A nossa terra
Tudo
na vida é relativo, e por isso não estranhei que o motorista de táxi que me levou
esta manhã do hotel em Ponta Delgada até ao aeroporto, ao saber que eu ia
apanhar um avião para a Terceira e não para o continente, me tenha comentado:
-
Então o senhor ainda vai até às ilhas.
Num
processo em cadeia que vai no sentido do maior para o mais pequeno, o
território onde se habita é assim uma espécie de “continente”, e os que se lhe
seguem são as ilhas.
E
para as ilhas ia também o jovem jogador de uma equipa de futebol da Madalena do
Pico, que regressando a casa vindo de Boston, se encontra atrás de mim na fila
para o controlo de segurança, a carpir as mágoas junto dos seus colegas, não se
conformando com o regresso à terra “onde nada acontece e a noite é para dormir”.
Sentirá
já saudades dos bares que frequentou na terra do Cheers, “aquele bar”.
Na
ilha Terceira vive também a rapariga que me serve um café pela hora do almoço
na pastelaria em frente à Sé, e que nem de propósito partilha com a sua colega
de balcão e com uma cliente pelos vistos sua conhecida, o triste que é viver
por aqui e encontrar todos os dias as mesmas caras.
As
outras não concordam com ela e por isso ela vai extremando argumentos até dizer
que ao ouvir falar em filas no IC19, até sente inveja porque isso é sinal de
muita gente.
Haja
gente com mau gosto.
Há
então uma outra cliente que se mete na conversa e a tenta demover da vontade de
ir para filas de trânsito, dizendo-lhe que vive na margem sul e de que já não
suporta o trânsito na Ponte 25 de Abril.
Mas
a rapariga segue pelas suas convicções.
É
uma motorista de táxi que me traz de volta ao Aeroporto das Lajes vindo de
Angra do Heroísmo.

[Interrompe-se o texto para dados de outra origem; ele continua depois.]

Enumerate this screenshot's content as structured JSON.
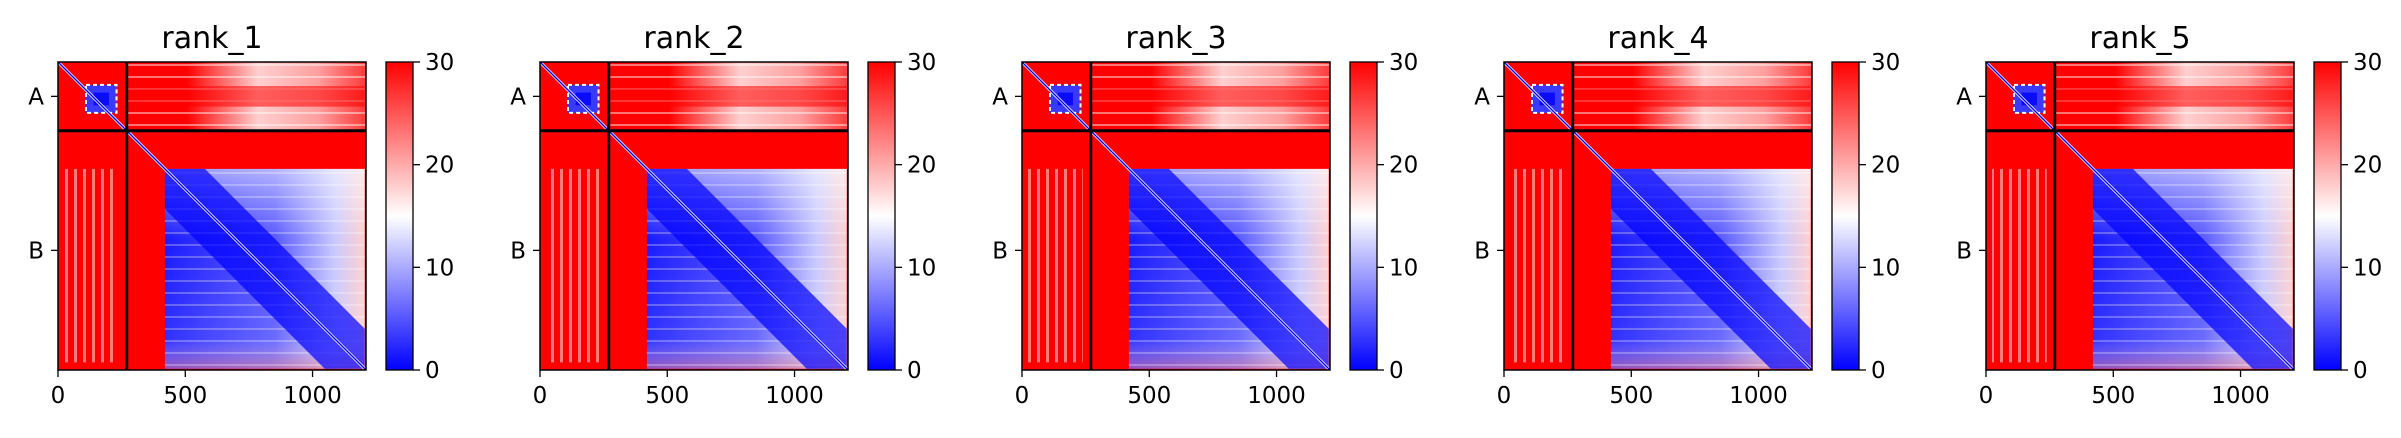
{
  "chart_data": [
    {
      "type": "heatmap",
      "title": "rank_1",
      "x_ticks": [
        0,
        500,
        1000
      ],
      "y_ticks": [
        "A",
        "B"
      ],
      "chain_boundary": 270,
      "length": 1210,
      "colorbar": {
        "min": 0,
        "max": 30,
        "ticks": [
          0,
          10,
          20,
          30
        ],
        "colors": [
          "#0000ff",
          "#ffffff",
          "#ff0000"
        ]
      }
    },
    {
      "type": "heatmap",
      "title": "rank_2",
      "x_ticks": [
        0,
        500,
        1000
      ],
      "y_ticks": [
        "A",
        "B"
      ],
      "chain_boundary": 270,
      "length": 1210,
      "colorbar": {
        "min": 0,
        "max": 30,
        "ticks": [
          0,
          10,
          20,
          30
        ],
        "colors": [
          "#0000ff",
          "#ffffff",
          "#ff0000"
        ]
      }
    },
    {
      "type": "heatmap",
      "title": "rank_3",
      "x_ticks": [
        0,
        500,
        1000
      ],
      "y_ticks": [
        "A",
        "B"
      ],
      "chain_boundary": 270,
      "length": 1210,
      "colorbar": {
        "min": 0,
        "max": 30,
        "ticks": [
          0,
          10,
          20,
          30
        ],
        "colors": [
          "#0000ff",
          "#ffffff",
          "#ff0000"
        ]
      }
    },
    {
      "type": "heatmap",
      "title": "rank_4",
      "x_ticks": [
        0,
        500,
        1000
      ],
      "y_ticks": [
        "A",
        "B"
      ],
      "chain_boundary": 270,
      "length": 1210,
      "colorbar": {
        "min": 0,
        "max": 30,
        "ticks": [
          0,
          10,
          20,
          30
        ],
        "colors": [
          "#0000ff",
          "#ffffff",
          "#ff0000"
        ]
      }
    },
    {
      "type": "heatmap",
      "title": "rank_5",
      "x_ticks": [
        0,
        500,
        1000
      ],
      "y_ticks": [
        "A",
        "B"
      ],
      "chain_boundary": 270,
      "length": 1210,
      "colorbar": {
        "min": 0,
        "max": 30,
        "ticks": [
          0,
          10,
          20,
          30
        ],
        "colors": [
          "#0000ff",
          "#ffffff",
          "#ff0000"
        ]
      }
    }
  ]
}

Metemos conversa e eu digo-lhe que a terra dela é
fantástica.
Agradece
e comenta:
-
Não me vejo a viver em qualquer outro sítio. Este é o meu lugar. Já tive de
reconstruir a minha casa após o terramoto de 1980 e voltaria a reconstruí-la
mil vezes se tal fosse necessário.
E
fala do sol e da forma como a luz vai alterando os tons de verde sobre a Serra
do Cume.
Pego
nos argumentos dos jovens com quem me cruzei pela manhã e questiono-a sobre a
asfixia que se pode sentir a viver numa ilha pequena.
Sorri
como que esperando a minha questão, previsível e com a qual tantas vezes se
debate. Atira-me decidida:
-
O meu marido foi o melhor homem que já viveu algum dia sobre a Terra. Partiu há
quatro anos de morte súbita e deixou-me com este táxi e dois filhos que eu vou
acabando de criar. Nunca importa o tamanho do sítio onde vivemos porque a nossa
terra será sempre o local onde fomos ou somos felizes. O meu é aqui por entre
as memórias de vinte anos e falando tantas vezes com o meu marido à medida que
o sol me muda as cores de um caminho tão previsível e que faço tantas vezes.
É
a minha vez de sorrir.
Pois
é… o amor faz sempre a diferença, dá-nos pátria e às vezes até de uma ilha
consegue fazer um continente.
Os outros dois “meninos” ainda não tiveram tempo de aprender a lição.